Si usas Telegram a diario, seguramente te suenan los canales, pero quizá no terminas de tener claro todo lo que ofrecen. En pocas palabras, son espacios de difusión unidireccional que permiten a uno o varios administradores enviar información a miles (o millones) de personas de golpe. Aquí vas a encontrar una explicación completa y actualizada para que, tanto si quieres seguir canales como si deseas crear el tuyo, puedas sacarles partido desde el primer minuto.
En las próximas líneas te contamos qué son exactamente los canales de Telegram, qué tipos hay, cómo encontrarlos y unirte, cómo gestionar notificaciones, reacciones y comentarios, y cómo crear y administrar tu propio canal paso a paso.
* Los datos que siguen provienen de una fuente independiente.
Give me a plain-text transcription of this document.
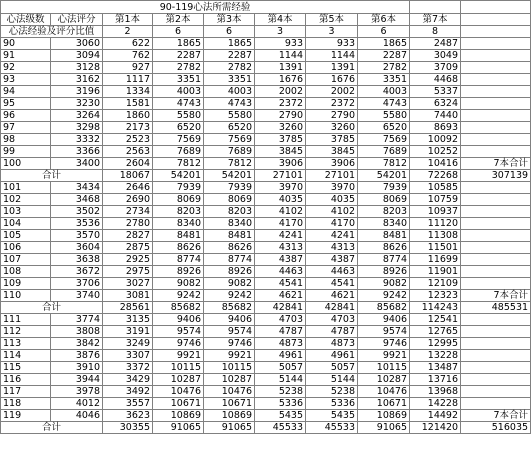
90-119心法所需经验									
心法级数	心法评分	第1本	第2本	第3本	第4本	第5本	第6本	第7本	
心法经验及评分比值		2	6	6	3	3	6	8	
90	3060	622	1865	1865	933	933	1865	2487	
91	3094	762	2287	2287	1144	1144	2287	3049	
92	3128	927	2782	2782	1391	1391	2782	3709	
93	3162	1117	3351	3351	1676	1676	3351	4468	
94	3196	1334	4003	4003	2002	2002	4003	5337	
95	3230	1581	4743	4743	2372	2372	4743	6324	
96	3264	1860	5580	5580	2790	2790	5580	7440	
97	3298	2173	6520	6520	3260	3260	6520	8693	
98	3332	2523	7569	7569	3785	3785	7569	10092	
99	3366	2563	7689	7689	3845	3845	7689	10252	
100	3400	2604	7812	7812	3906	3906	7812	10416	7本合计
合计		18067	54201	54201	27101	27101	54201	72268	307139
101	3434	2646	7939	7939	3970	3970	7939	10585	
102	3468	2690	8069	8069	4035	4035	8069	10759	
103	3502	2734	8203	8203	4102	4102	8203	10937	
104	3536	2780	8340	8340	4170	4170	8340	11120	
105	3570	2827	8481	8481	4241	4241	8481	11308	
106	3604	2875	8626	8626	4313	4313	8626	11501	
107	3638	2925	8774	8774	4387	4387	8774	11699	
108	3672	2975	8926	8926	4463	4463	8926	11901	
109	3706	3027	9082	9082	4541	4541	9082	12109	
110	3740	3081	9242	9242	4621	4621	9242	12323	7本合计
合计		28561	85682	85682	42841	42841	85682	114243	485531
111	3774	3135	9406	9406	4703	4703	9406	12541	
112	3808	3191	9574	9574	4787	4787	9574	12765	
113	3842	3249	9746	9746	4873	4873	9746	12995	
114	3876	3307	9921	9921	4961	4961	9921	13228	
115	3910	3372	10115	10115	5057	5057	10115	13487	
116	3944	3429	10287	10287	5144	5144	10287	13716	
117	3978	3492	10476	10476	5238	5238	10476	13968	
118	4012	3557	10671	10671	5336	5336	10671	14228	
119	4046	3623	10869	10869	5435	5435	10869	14492	7本合计
合计		30355	91065	91065	45533	45533	91065	121420	516035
También repasaremos funciones avanzadas como firmas de administradores, vistas de publicaciones, enlaces públicos y privados, impulsos para desbloquear extras y herramientas de monetización mediante bots, entre otras posibilidades.
Qué son los canales de Telegram y para qué sirven

Un canal de Telegram es un mecanismo de difusión de mensajes a gran escala. A diferencia de los grupos, donde todo el mundo puede hablar, en los canales solo publican los administradores. El resto de personas se suscriben para recibir el contenido en un hilo limpio, sin conversaciones cruzadas que lo desordenen.
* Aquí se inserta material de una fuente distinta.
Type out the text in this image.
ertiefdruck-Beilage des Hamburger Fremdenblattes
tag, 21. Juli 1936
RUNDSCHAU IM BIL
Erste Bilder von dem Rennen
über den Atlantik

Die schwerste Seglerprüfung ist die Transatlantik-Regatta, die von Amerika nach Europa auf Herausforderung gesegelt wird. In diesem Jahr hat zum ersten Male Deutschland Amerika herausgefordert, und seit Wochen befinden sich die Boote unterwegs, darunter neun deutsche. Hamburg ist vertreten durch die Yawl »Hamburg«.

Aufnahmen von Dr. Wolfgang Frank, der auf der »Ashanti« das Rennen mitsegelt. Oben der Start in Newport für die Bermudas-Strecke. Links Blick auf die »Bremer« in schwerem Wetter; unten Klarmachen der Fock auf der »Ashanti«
Son perfectos para medios de comunicación, marcas, creadores y comunidades que quieren compartir noticias, artículos, ofertas, novedades de producto, vídeos, pódcasts o cualquier actualización en tiempo real. Además, no existe límite de suscriptores y los nuevos miembros pueden ver todo el historial del canal desde que se unen, lo que facilita ponerse al día sin líos.
Al publicar, los mensajes aparecen firmados con el nombre del canal (no con tu cuenta personal). Esto permite que varios administradores colaboren sin perder coherencia. Si quieres, también puedes activar las firmas de administradores para que se muestre quién publicó cada entrada, algo útil en canales con varios responsables.
Cada publicación incluye un contador de vistas (icono del ojo). Suma tanto las visualizaciones del canal original como las de los reenvíos. Ten en cuenta que es una cifra aproximada: pasados unos días, Telegram «olvida» parte del historial de vistas para no almacenar datos innecesarios, y puede volver a contarte si vuelves a abrir el mensaje más adelante.
- Casos de uso habituales: boletines de medios, notas oficiales de instituciones, seguimiento de ofertas, canales temáticos (cine, gaming, tecnología), comunidades de marcas, academias o cursos, y proyectos personales.
- Interacción: los suscriptores pueden reaccionar con emojis en todas las publicaciones y, si lo habilitas, comentar a través de un chat vinculado.
Tipos de canales: públicos y privados
Hay dos modalidades y conviene elegir bien desde el principio (aunque siempre puedes cambiarlo más tarde en la configuración): canales públicos y canales privados.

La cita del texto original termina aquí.